Trading biases can severely impact our ability to read the markets objectively and make good trading decisions.
The first step to overcoming these biases is to become fully aware of them.
Here are five of the most common biases in Forex trading. What biases are you committing?
1. Recency bias
Do you often find yourself getting caught up in your recent trading decisions and losing focus on the big picture? Then you, my friend, may be guilty of retrospection bias!
Recent bias has a way of clouding judgment and impairing sound decision-making because it involves placing undue importance on more recent events.
Note that this does not only apply to trading decisions, such as losing confidence after two or three losses. It can also affect the way you analyze the markets.
If you focus too much on a single economic event and fail to take into account the larger fundamental background, or if you limit your analysis to the most recent candles and lose track of long-term trends, you are also guilty of recency bias.

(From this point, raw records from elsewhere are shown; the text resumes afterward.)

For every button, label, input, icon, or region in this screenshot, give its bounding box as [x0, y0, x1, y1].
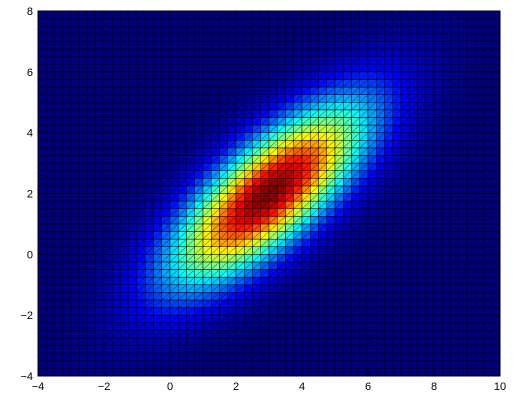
figure: −4 −2 0 2 4 6 8 10 −4 −2 0 2 4 6 8	[20, 6, 507, 393]
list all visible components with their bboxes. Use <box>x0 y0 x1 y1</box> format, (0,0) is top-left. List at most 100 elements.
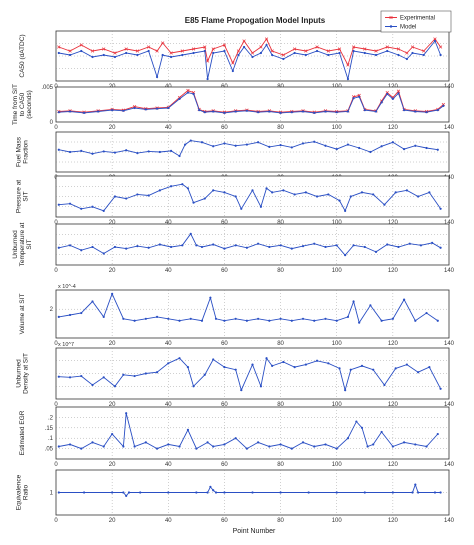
data-point <box>240 388 243 392</box>
data-point <box>293 193 296 196</box>
data-point <box>125 247 128 250</box>
data-point <box>363 109 366 112</box>
data-point <box>315 45 319 49</box>
data-point <box>372 368 375 371</box>
data-point <box>209 485 212 488</box>
data-point <box>428 191 431 194</box>
data-point <box>180 49 184 53</box>
data-point <box>257 317 260 320</box>
series-group <box>57 37 443 81</box>
data-point <box>124 47 128 51</box>
x-tick-label: 40 <box>165 518 172 524</box>
data-point <box>155 315 159 318</box>
data-point <box>442 104 445 107</box>
data-point <box>265 43 268 47</box>
data-point <box>315 359 319 362</box>
data-point <box>372 443 375 446</box>
data-point <box>79 43 83 47</box>
data-point <box>147 49 150 53</box>
data-point <box>161 41 165 45</box>
data-point <box>436 109 439 112</box>
figure-title: E85 Flame Propogation Model Inputs <box>185 16 326 25</box>
data-point <box>251 55 254 59</box>
data-point <box>167 317 170 320</box>
data-point <box>57 148 60 151</box>
y-tick-label: .005 <box>41 85 53 91</box>
x-tick-label: 120 <box>388 518 399 524</box>
data-point <box>122 373 125 376</box>
data-point <box>234 110 237 113</box>
data-point <box>335 111 338 114</box>
data-point <box>205 59 210 63</box>
data-point <box>111 491 114 494</box>
data-point <box>257 141 260 144</box>
data-point <box>358 95 361 98</box>
x-tick-label: 80 <box>277 341 284 347</box>
data-point <box>68 49 72 53</box>
data-point <box>223 366 226 369</box>
data-point <box>410 45 415 49</box>
x-tick-label: 20 <box>109 341 116 347</box>
data-point <box>369 150 372 154</box>
data-point <box>360 191 364 194</box>
data-point <box>268 110 271 113</box>
data-point <box>91 205 94 208</box>
x-tick-label: 0 <box>54 125 58 131</box>
data-point <box>391 317 394 320</box>
data-point <box>212 51 215 55</box>
x-tick-label: 100 <box>332 220 343 226</box>
data-point <box>113 385 117 388</box>
data-point <box>91 245 94 249</box>
data-point <box>352 49 355 53</box>
data-point <box>358 321 361 324</box>
data-point <box>57 111 60 114</box>
data-point <box>200 319 204 322</box>
data-point <box>324 443 327 446</box>
data-point <box>223 191 226 194</box>
data-point <box>344 254 347 257</box>
data-point <box>147 150 150 153</box>
x-tick-label: 40 <box>165 462 172 468</box>
x-tick-label: 20 <box>109 268 116 274</box>
x-tick-label: 120 <box>388 220 399 226</box>
data-point <box>184 143 187 146</box>
data-point <box>397 92 400 95</box>
data-point <box>374 53 378 57</box>
data-point <box>360 364 364 367</box>
data-point <box>349 368 352 371</box>
data-point <box>214 317 218 320</box>
data-point <box>315 49 319 53</box>
x-tick-label: 100 <box>332 402 343 408</box>
x-tick-label: 0 <box>54 341 58 347</box>
data-point <box>209 296 212 299</box>
data-point <box>178 357 181 360</box>
x-tick-label: 100 <box>332 462 343 468</box>
data-point <box>391 97 394 100</box>
plot-frame <box>55 347 450 400</box>
data-point <box>144 108 147 111</box>
data-point <box>335 244 338 247</box>
data-point <box>203 49 206 53</box>
data-point <box>363 47 367 51</box>
data-point <box>57 45 61 49</box>
data-point <box>438 45 443 49</box>
data-point <box>271 364 274 367</box>
data-point <box>257 111 260 114</box>
data-point <box>68 244 72 247</box>
data-point <box>91 152 94 155</box>
data-point <box>363 51 366 55</box>
data-point <box>411 51 414 55</box>
data-point <box>203 197 206 200</box>
data-point <box>200 141 204 144</box>
data-point <box>433 491 437 494</box>
data-point <box>144 372 147 375</box>
data-point <box>251 491 254 494</box>
data-point <box>234 144 237 147</box>
data-point <box>338 199 341 202</box>
data-point <box>102 252 105 255</box>
data-point <box>374 250 378 253</box>
x-tick-label: 80 <box>277 125 284 131</box>
data-point <box>282 57 285 61</box>
data-point <box>57 491 60 494</box>
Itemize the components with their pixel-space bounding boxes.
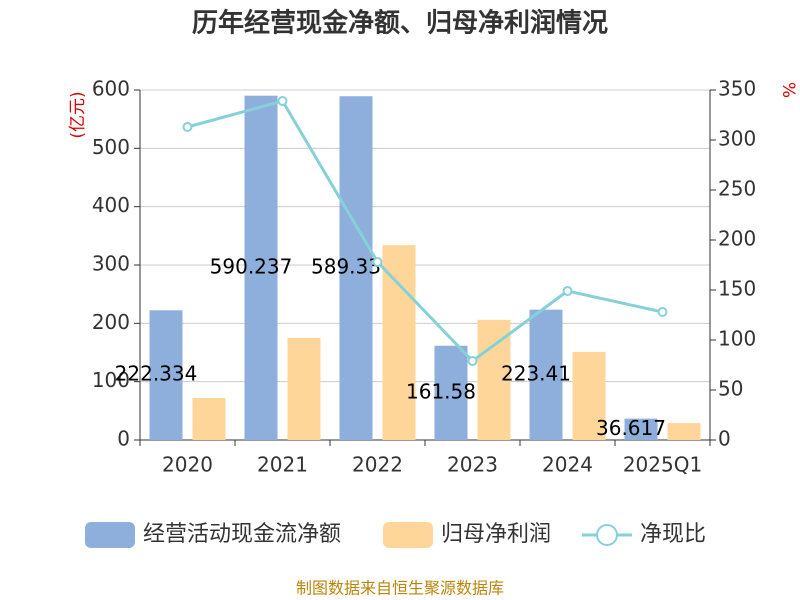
- legend-label: 净现比: [640, 522, 706, 547]
- bar: [667, 423, 701, 440]
- y-tick-label: 600: [92, 77, 130, 101]
- chart-title: 历年经营现金净额、归母净利润情况: [192, 8, 608, 39]
- line: [187, 99, 663, 363]
- y2-axis-label: %: [778, 82, 798, 98]
- y-tick-label: 200: [92, 310, 130, 334]
- y-tick-label: 300: [92, 252, 130, 276]
- x-tick-label: 2021: [257, 453, 308, 477]
- y-tick-label: 0: [117, 427, 130, 451]
- bar: [382, 245, 416, 440]
- legend-point: [596, 524, 618, 546]
- legend-label: 经营活动现金流净额: [143, 522, 341, 547]
- data-label: 161.58: [406, 379, 476, 403]
- source: 制图数据来自恒生聚源数据库: [296, 579, 504, 598]
- line-point: [657, 307, 668, 317]
- bar: [529, 309, 563, 440]
- legend-label: 归母净利润: [441, 522, 551, 547]
- x-tick-label: 2020: [162, 453, 213, 477]
- bar: [287, 337, 321, 440]
- x-tick-label: 2023: [447, 453, 498, 477]
- bar: [477, 319, 511, 440]
- y2-tick-label: 200: [718, 227, 756, 251]
- y-tick-label: 500: [92, 135, 130, 159]
- data-label: 590.237: [210, 254, 293, 278]
- x-tick-label: 2024: [542, 453, 593, 477]
- y-axis-label: (亿元): [68, 91, 88, 138]
- bar: [244, 95, 278, 441]
- y2-tick-label: 0: [718, 427, 731, 451]
- line-point: [467, 356, 478, 366]
- y2-tick-label: 300: [718, 127, 756, 151]
- data-label: 36.617: [596, 416, 666, 440]
- line-point: [562, 286, 573, 296]
- bar: [572, 351, 606, 440]
- y2-tick-label: 350: [718, 77, 756, 101]
- x-tick-label: 2025Q1: [623, 453, 702, 477]
- line-point: [372, 257, 383, 267]
- y2-tick-label: 100: [718, 327, 756, 351]
- bar: [149, 310, 183, 440]
- bar: [339, 96, 373, 440]
- bar: [624, 418, 658, 440]
- y2-tick-label: 50: [718, 377, 743, 401]
- y-tick-label: 100: [92, 368, 130, 392]
- data-label: 222.334: [115, 362, 198, 386]
- data-label: 223.41: [501, 361, 571, 385]
- legend-swatch: [85, 522, 135, 548]
- y-tick-label: 400: [92, 193, 130, 217]
- line-point: [277, 96, 288, 106]
- line-point: [182, 122, 193, 132]
- bar: [192, 398, 226, 440]
- y2-tick-label: 150: [718, 277, 756, 301]
- data-label: 589.33: [311, 255, 381, 279]
- bar: [434, 345, 468, 440]
- y2-tick-label: 250: [718, 177, 756, 201]
- x-tick-label: 2022: [352, 453, 403, 477]
- legend-swatch: [383, 522, 433, 548]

To deal with this problem, take a step back and evaluate the longer-term situation of your Forex trading or investment portfolio. Always keep the big picture in mind, and don’t let your recent success or failure influence your trade execution.
2. Confirmation bias
As humans, we tend to listen more to analyses that support our views and opinions and undermine those that oppose them. After all, it’s in our nature to want to be right. Right?!
The problem here is that this makes our trading decisions more subjective. It is easy to ignore bearish signals from the market if you have read very bullish analysis and have already decided to enter long-term trades!
Fixing this problem requires being flexible and open to other people’s opinions. A different group of people may see things that you don’t. The best way to get a balanced view and see both sides of a story is to consult with different analysts.
3. Herd bias
Have you ever backed out of a trade when you discovered that a group of other traders were taking the opposite position in the Forex market? If your answer is yes, then you are a victim of herd bias.
Just as sheep try to move with their flock, traders also tend to follow the majority and often feel uncomfortable when they stray from the crowd. It’s human nature and we can’t control it, right?
mistake!
As a trader, you shouldn’t be afraid to take a position that goes against the trend. Just make sure you do your homework, conduct proper fundamental and technical analysis, and plan your trades well.
If you have reason to believe that the markets are about to turn, you don’t have to simply go with the flow and jump into the ongoing trend just because your mother and your mother’s mother said so.
If you need additional confirmation to complete a trade that seems contrary to popular opinion, our lesson on measuring market sentiment may be able to help.
4. Attribution bias
Psychologists define attribution bias as cognitive errors in the way people determine who or what is responsible for an event or outcome. What do you say?!
In trading, attribution bias occurs when you attribute winning trades to your own crazy skills and blame losing trades on external factors, such as the unpredictability of the markets or a very slow internet connection.
My all-time favorite business psychologist, Dr. Brett Steinberger, says that having this kind of bias can distort our decision-making process.
How can you control your trades if you constantly believe that everything that can go wrong is beyond your control? What’s more, if you don’t give credit where credit is due, how are you supposed to identify bad trading habits that need to be corrected?
This is where having a detailed business journal comes in. List what you did right, what you did wrong, what you expected and didn’t expect, and what you could have done better.
According to Dr. Steinberger, this will help you gain control over your strengths and weaknesses, which may make you more aware of your trading processes.
5. Bias towards addiction
As traders, we have a very clear memory of our “Hall of Fame trades,” just as a fighter clearly remembers his glory days.
Remember, it’s not enough to just hold onto memories of those big wins; the numbers have to back them up. Ultimately, you need to make trades that have a high probability of success for you.
If you are guilty of any of these biases in forex trading, it is best to take steps to remedy it.
There are plenty of tools and resources available, so you’ll have no excuse not to break those bad habits!